Specific innovations we expect to see more of include: 

  • An increase in the use of active learning pipelines. Active learning (AL) is a process whereby computer vision models — through ML and data ops leaders — actively ask for more information (images, videos, etc.), to improve the performance of the model. Using active learning accelerates model development and improves performance, as we explain in more detail in this article
  • Deploying computer vision closer to the source of the data, using Edge AI (or Edge Intelligence). Edge AI, also known as Edge Intelligence, is when data is captured, stored, and processed close to the source of the data (on edge devices). Applying this using computer vision models would involve pulling the image or video datasets into an annotation platform, and then feeding them directly into a CV micro-model or active learning pipeline. Edge computing using AI is a viable and practical use case in several sectors, and could generate enormous real-world value in healthcare, security, manufacturing, and other industries. 

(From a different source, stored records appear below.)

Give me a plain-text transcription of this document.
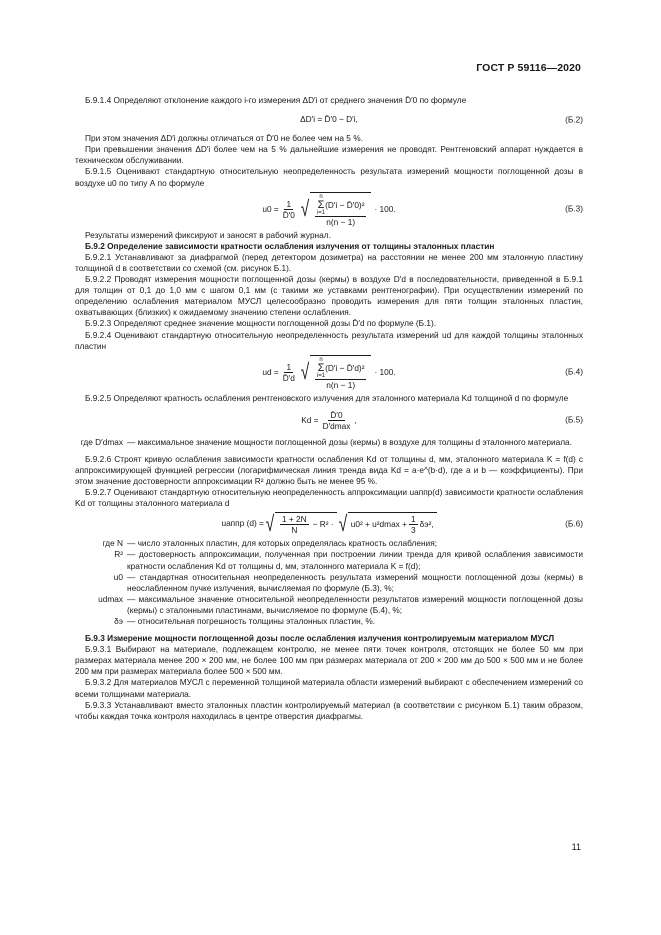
ГОСТ Р 59116—2020

Б.9.1.4 Определяют отклонение каждого i-го измерения ΔD′i от среднего значения D̄′0 по формуле

ΔD′i = D̄′0 − D′i,	(Б.2)

При этом значения ΔD′i должны отличаться от D̄′0 не более чем на 5 %.

При превышении значения ΔD′i более чем на 5 % дальнейшие измерения не проводят. Рентгеновский аппарат нуждается в техническом обслуживании.

Б.9.1.5 Оценивают стандартную относительную неопределенность результата измерений мощности поглощенной дозы в воздухе u0 по типу А по формуле

$u0 = \frac{1}{D̄'0}$ √ n
Σ
i=1
(D′i − D̄′0)²
n(n − 1)
· 100.	(Б.3)

Результаты измерений фиксируют и заносят в рабочий журнал.

Б.9.2 Определение зависимости кратности ослабления излучения от толщины эталонных пластин

Б.9.2.1 Устанавливают за диафрагмой (перед детектором дозиметра) на расстоянии не менее 200 мм эталонную пластину толщиной d в соответствии со схемой (см. рисунок Б.1).

Б.9.2.2 Проводят измерения мощности поглощенной дозы (кермы) в воздухе D′d в последовательности, приведенной в Б.9.1 для толщин от 0,1 до 1,0 мм с шагом 0,1 мм (с такими же уставками рентгенографии). При осуществлении измерений по определению ослабления материалом МУСЛ целесообразно проводить измерения для пяти толщин эталонных пластин, охватывающих (близких) к ожидаемому значению степени ослабления.

Б.9.2.3 Определяют среднее значение мощности поглощенной дозы D̄′d по формуле (Б.1).

Б.9.2.4 Оценивают стандартную относительную неопределенность результата измерений ud для каждой толщины эталонных пластин

ud = $\frac{1}{D̄'d}$ √ n
Σ
i=1
(D′i − D̄′d)²
n(n − 1)
· 100.	(Б.4)

Б.9.2.5 Определяют кратность ослабления рентгеновского излучения для эталонного материала Kd толщиной d по формуле

$Kd = \frac{D̄'0}{D'dmax}$ ,	(Б.5)
где D′dmax — максимальное значение мощности поглощенной дозы (кермы) в воздухе для толщины d эталонного материала.

Б.9.2.6 Строят кривую ослабления зависимости кратности ослабления Kd от толщины d, мм, эталонного материала K = f(d) с аппроксимирующей функцией регрессии (логарифмическая линия тренда вида Kd = a·e^(b·d), где a и b — коэффициенты). При этом значение достоверности аппроксимации R² должно быть не менее 95 %.

Б.9.2.7 Оценивают стандартную относительную неопределенность аппроксимации uаппр(d) зависимости кратности ослабления Kd от толщины эталонного материала d

uаппр (d) = √ $\frac{1 + 2N}{N} - R^2$ · √ $u0^2 + u^2dmax + \frac{1}{3} \delta э^2$,	(Б.6)
где N — число эталонных пластин, для которых определялась кратность ослабления;
R² — достоверность аппроксимации, полученная при построении линии тренда для кривой ослабления зависимости кратности ослабления Kd от толщины d, мм, эталонного материала K = f(d);
u0 — стандартная относительная неопределенность результата измерений мощности поглощенной дозы (кермы) в неослабленном пучке излучения, вычисляемая по формуле (Б.3), %;
udmax — максимальное значение относительной неопределенности результатов измерений мощности поглощенной дозы (кермы) с эталонными пластинами, вычисляемое по формуле (Б.4), %;
δэ — относительная погрешность толщины эталонных пластин, %.

Б.9.3 Измерение мощности поглощенной дозы после ослабления излучения контролируемым материалом МУСЛ

Б.9.3.1 Выбирают на материале, подлежащем контролю, не менее пяти точек контроля, отстоящих не более 50 мм при размерах материала менее 200 × 200 мм, не более 100 мм при размерах материала от 200 × 200 мм до 500 × 500 мм и не более 200 мм при размерах материала более 500 × 500 мм.

Б.9.3.2 Для материалов МУСЛ с переменной толщиной материала области измерений выбирают с обеспечением измерений со всеми толщинами материала.

Б.9.3.3 Устанавливают вместо эталонных пластин контролируемый материал (в соответствии с рисунком Б.1) таким образом, чтобы каждая точка контроля находилась в центре отверстия диафрагмы.

11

  • Moving to a data-centric computer vision model. CV data scientists are increasingly focusing on improving the outputs of computer vision models from a different perspective: focusing on the data rather than the models. Instead of constantly trying to modify the models and algorithms, with more effort being put into improving the quality of the datasets, such as the labels and annotations, and the process to create and manage those, the outputs from models can improve, dramatically, in some cases.  

In reality, whether these innovations and new applications are big or small, we anticipate new use cases, applications, products, and services to emerge from the innovative world of computer vision research and technology startups.